Соломенное сердце - страница 24
— Это всего лишь заброшенное ущелье, которое обросло разными сказками. Чего там бояться?
К ее ужасу, Даня улыбнулся. Губа снова лопнула. Так ожог никогда не затянется.
— Спасибо, что идешь вместе со мной, — проговорил он с этой его обволакивающей нежностью.
— Поехали, — Поля резко отвернулась. Ее затошнило от сочетания крови и улыбок.
***
Она тянулась вверх, как могла, но горы вдруг почти сомкнулись впереди, и машину все же пришлось оставить.
Даня со своим большим рюкзаком едва пролез в узкую щель, а Поля проскользнула легко, у нее поклажи было меньше.
Высокой стеной тянулись скалы, а тропинка между ними то расширялась, то почти исчезала. Выглядело все это не то что зловеще, но крайне недружелюбно.
Первый час пешего пути они оба изнывали от духоты, а потом солнце незаметно исчезло, как и робко проглядывающие меж камней цветы. Воздух стал прохладнее, вместо неба над их головами повисла серая пелена.
Даня вдруг запнулся на ровном месте.
— Как-то не по себе, да? — пробормотал он. — Уныло.
Поля пожала плечами — она не чувствовала ничего такого.
— Можно взять тебя за руку? — спросил Даня нерешительно.
Она без колебаний сжала его ладонь. Сделала себе пометку: стараться все время касаться княжича, кажется, ему действительно требовалась близость человека. Или чем там Поля была.
Так маленький Егорка жался к ней, получив нагоняй от родителей или учителей.
Поля повернула голову, стараясь незаметно рассмотреть лицо Дани. Нет, лучше оно выглядеть не стало. Жаль, что, когда Егорка достаточно подрос, чтобы изучать проклятия, Поля уже гоняла фуры по Гиблому перевалу. Образование так и осталось незаконченным и отрывочным.
Ей хотелось расспросить Даню — и о тьеррах, и о том, зачем именно они идут в ущелье, и о том, откуда взялся такой сильный ожог. Но лучше сделать это позже, когда его губы перестанут кровить.
Так они и шли — рука об руку, в тишине, которую нарушали только их шаги и дыхание, в зыбком узком пространстве между нависающими горами.
***
Рюкзак становился все тяжелее, желудок заныл от голода, горло пересохло.
— Привал, — объявила Поля, тряхнув механическими часами на запястье. Стрелки намертво залипли на половине одиннадцатого — времени, когда закончилось солнце.
— Остановились? — Даня огляделся по сторонам, выбрал наиболее плоский камень, помог Поле снять рюкзак и скинул свой. — Я же говорил, что это странное место. Проверим?
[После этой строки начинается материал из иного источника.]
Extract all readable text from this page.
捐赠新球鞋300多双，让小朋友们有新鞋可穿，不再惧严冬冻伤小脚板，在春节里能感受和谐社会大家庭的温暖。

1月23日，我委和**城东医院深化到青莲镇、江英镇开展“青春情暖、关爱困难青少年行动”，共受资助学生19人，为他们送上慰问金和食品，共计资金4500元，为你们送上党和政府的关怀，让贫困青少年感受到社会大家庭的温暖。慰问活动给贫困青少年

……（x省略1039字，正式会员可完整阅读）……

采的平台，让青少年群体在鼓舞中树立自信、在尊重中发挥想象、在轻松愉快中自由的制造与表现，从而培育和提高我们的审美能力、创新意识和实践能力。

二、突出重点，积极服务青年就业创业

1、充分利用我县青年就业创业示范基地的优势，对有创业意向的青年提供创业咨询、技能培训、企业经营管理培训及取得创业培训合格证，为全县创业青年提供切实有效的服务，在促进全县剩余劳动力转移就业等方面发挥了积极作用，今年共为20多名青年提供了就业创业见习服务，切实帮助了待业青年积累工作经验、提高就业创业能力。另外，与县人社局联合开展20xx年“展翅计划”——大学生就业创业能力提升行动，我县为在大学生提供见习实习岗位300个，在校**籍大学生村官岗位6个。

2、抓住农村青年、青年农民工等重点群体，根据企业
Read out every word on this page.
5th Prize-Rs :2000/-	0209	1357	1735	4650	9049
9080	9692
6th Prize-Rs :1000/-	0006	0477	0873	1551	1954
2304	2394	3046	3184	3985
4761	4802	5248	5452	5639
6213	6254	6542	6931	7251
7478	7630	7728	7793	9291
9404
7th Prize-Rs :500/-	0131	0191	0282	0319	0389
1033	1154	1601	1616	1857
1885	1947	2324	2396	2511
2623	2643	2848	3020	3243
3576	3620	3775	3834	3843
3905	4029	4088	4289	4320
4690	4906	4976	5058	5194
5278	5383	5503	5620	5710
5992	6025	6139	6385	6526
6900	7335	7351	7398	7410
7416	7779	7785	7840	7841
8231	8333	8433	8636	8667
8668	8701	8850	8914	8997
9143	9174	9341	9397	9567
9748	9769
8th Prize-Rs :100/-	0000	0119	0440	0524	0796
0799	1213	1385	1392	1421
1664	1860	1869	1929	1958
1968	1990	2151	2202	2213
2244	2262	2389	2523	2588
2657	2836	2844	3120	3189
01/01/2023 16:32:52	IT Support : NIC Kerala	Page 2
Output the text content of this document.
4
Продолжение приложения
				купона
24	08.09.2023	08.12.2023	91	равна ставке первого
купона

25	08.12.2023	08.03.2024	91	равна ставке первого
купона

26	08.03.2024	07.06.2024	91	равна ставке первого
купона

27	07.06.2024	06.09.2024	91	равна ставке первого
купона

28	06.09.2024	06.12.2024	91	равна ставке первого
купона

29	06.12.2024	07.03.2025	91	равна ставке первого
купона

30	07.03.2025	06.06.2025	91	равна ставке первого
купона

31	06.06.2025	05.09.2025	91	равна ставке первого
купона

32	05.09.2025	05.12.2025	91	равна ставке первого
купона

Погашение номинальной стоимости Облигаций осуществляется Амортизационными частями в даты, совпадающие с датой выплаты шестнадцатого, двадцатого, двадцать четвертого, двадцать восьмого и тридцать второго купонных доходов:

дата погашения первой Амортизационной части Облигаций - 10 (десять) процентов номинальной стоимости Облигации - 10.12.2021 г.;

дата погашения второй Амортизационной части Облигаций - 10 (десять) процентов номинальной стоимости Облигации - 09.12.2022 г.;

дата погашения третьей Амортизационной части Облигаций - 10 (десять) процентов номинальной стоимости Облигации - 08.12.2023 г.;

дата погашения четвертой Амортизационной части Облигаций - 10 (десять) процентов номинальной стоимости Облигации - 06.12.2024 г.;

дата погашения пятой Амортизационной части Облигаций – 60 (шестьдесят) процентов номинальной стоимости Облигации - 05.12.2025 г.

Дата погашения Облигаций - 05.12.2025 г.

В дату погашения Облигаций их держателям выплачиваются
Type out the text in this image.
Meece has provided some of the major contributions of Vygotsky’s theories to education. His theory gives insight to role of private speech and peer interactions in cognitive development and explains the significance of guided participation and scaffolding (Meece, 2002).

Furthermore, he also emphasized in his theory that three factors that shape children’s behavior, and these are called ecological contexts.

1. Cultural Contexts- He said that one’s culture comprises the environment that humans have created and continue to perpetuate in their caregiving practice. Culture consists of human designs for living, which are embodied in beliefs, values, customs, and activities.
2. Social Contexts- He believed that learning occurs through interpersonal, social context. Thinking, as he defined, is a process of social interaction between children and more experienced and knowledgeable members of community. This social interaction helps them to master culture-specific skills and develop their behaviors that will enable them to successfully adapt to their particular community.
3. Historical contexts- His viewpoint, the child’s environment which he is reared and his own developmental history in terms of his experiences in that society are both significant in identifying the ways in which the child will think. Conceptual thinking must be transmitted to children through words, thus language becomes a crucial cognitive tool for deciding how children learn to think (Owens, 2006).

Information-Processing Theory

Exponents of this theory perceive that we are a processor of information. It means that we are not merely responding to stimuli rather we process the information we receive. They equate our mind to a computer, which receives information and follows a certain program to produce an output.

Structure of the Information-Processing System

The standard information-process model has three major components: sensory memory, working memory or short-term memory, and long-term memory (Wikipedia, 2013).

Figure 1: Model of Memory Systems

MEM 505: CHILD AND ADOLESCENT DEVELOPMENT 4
Он вдруг задрал свою футболку и уставился на руну-татуировку на своих ребрах. Зачем-то потыкал в нее пальцем, попросил:
— Соври мне.
— Что? — озадачилась Поля.
— Сгодится любое вранье.
— Я совершенно не вижу, что у тебя все губы в волдырях, — выпалила она первое, что ей на ум пришло.
Брови Дани взлетели вверх, а потом он поморщился и опустил футболку.
— И ничего, — объявил торжествующе. Как будто его и вправду радовало, что здесь часы и руны были бесполезными. — А татуировка обычно щиплется при вранье… Не очень, правда, сильно. Если специально не обращать на это внимания, можно и не заметить.
Покопавшись в ее рюкзаке, Даня достал две бутылки воды, одну протянул Поле, из другой отпил сам. Сорвал с упаковок еды оберточную бумагу.
— Мясо и овощи прямо с княжеской кухни, — пояснила она. — Ты еще помнишь главного повара Валерия Степановича?
— Не-а.
— Он очень хороший. Всегда готовит мне в рейсы что-то вкусное. И по тебе охает частенько. Бедный мальчик, ну и так далее. Хоть князь и запретил всем вспоминать о тебе.